After the team implements fixes, a re-audit is mandatory. Remediations frequently introduce new bugs — a fix for a reentrancy issue might add a nonReentrant modifier to the wrong function, or a new access control check might lock out the protocol's own contracts. Verify every fix independently.

Common Vulnerability Patterns: Quick Reference

PatternExample ExploitLoss
Oracle manipulationEuler Finance — donation-based exchange rate manipulation$197M
Flash loan governanceBeanstalk — flash-borrowed voting power$182M
Initialization bugNomad Bridge — trusted root set to 0x00$190M
ReentrancyThe DAO — recursive withdrawal$50M
Access controlParity Wallet — unprotected initWallet$30M
First depositor inflationMultiple ERC-4626 vaultsVarious
Unchecked return valueFailed transfer() calls silently ignoredVarious

How Long Does a Smart Contract Audit Take?

Timelines vary by codebase complexity, but here are realistic estimates based on our experience:

ScopeLines of CodeTimeline
Single contract (token, vault)200-500 LoC2-5 days
Small protocol (DEX, lending pool)1,000-3,000 LoC1-2 weeks
Medium protocol (multi-chain, complex DeFi)3,000-10,000 LoC2-4 weeks
Large protocol (full ecosystem audit)10,000+ LoC4-8 weeks

Rushing an audit is worse than skipping one. A rushed audit gives a false sense of security — the team believes they have been audited, but critical paths were not examined. If your timeline does not allow for a thorough review, narrow the scope to the highest-risk contracts rather than doing a shallow pass over everything.

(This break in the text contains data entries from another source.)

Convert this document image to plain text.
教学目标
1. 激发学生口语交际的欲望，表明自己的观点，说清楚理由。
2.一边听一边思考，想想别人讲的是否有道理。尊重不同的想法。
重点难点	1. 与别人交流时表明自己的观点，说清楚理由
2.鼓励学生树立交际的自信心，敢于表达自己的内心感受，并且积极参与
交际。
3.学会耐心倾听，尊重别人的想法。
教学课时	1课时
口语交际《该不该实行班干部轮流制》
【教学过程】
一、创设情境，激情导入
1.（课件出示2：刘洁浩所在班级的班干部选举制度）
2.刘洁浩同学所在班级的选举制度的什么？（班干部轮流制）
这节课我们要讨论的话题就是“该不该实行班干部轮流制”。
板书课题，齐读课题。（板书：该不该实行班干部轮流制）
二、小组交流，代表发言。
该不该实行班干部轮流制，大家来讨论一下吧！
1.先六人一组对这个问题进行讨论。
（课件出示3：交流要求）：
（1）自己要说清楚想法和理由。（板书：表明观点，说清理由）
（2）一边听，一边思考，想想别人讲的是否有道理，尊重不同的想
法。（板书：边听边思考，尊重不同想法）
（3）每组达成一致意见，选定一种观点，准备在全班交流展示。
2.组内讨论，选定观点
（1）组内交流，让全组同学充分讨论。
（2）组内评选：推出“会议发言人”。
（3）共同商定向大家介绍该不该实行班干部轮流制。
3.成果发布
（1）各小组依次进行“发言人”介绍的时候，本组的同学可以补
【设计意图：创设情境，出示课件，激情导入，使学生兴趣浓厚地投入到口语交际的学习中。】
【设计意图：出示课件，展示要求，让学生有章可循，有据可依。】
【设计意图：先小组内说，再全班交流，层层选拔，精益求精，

Key takeaway: A smart contract audit is not a checkbox exercise. It is a structured adversarial review that combines code analysis, economic modeling, automated tooling, and hands-on exploit development. The protocols that survive are the ones that treat security as a continuous process, not a one-time event before launch.

Before You Deploy: Pre-Audit Preparation

If you are a protocol team preparing for an audit, the quality of your preparation directly affects the quality of findings your auditor can deliver. Before engaging an auditor:

  1. Document your invariants. Write down every condition that must always be true. "Total deposits must always equal total shares times the exchange rate." Auditors will try to break these.
  2. Write comprehensive tests. Aim for 90%+ line coverage. Untested code paths are where bugs hide.
  3. Run Slither yourself. Fix the low-hanging issues before paying an auditor to find them.
  4. Freeze the codebase. Do not make changes during the audit. Every change invalidates findings and wastes auditor time.
  5. Prepare a threat model. Document what you are most worried about. The auditor will prioritize those areas.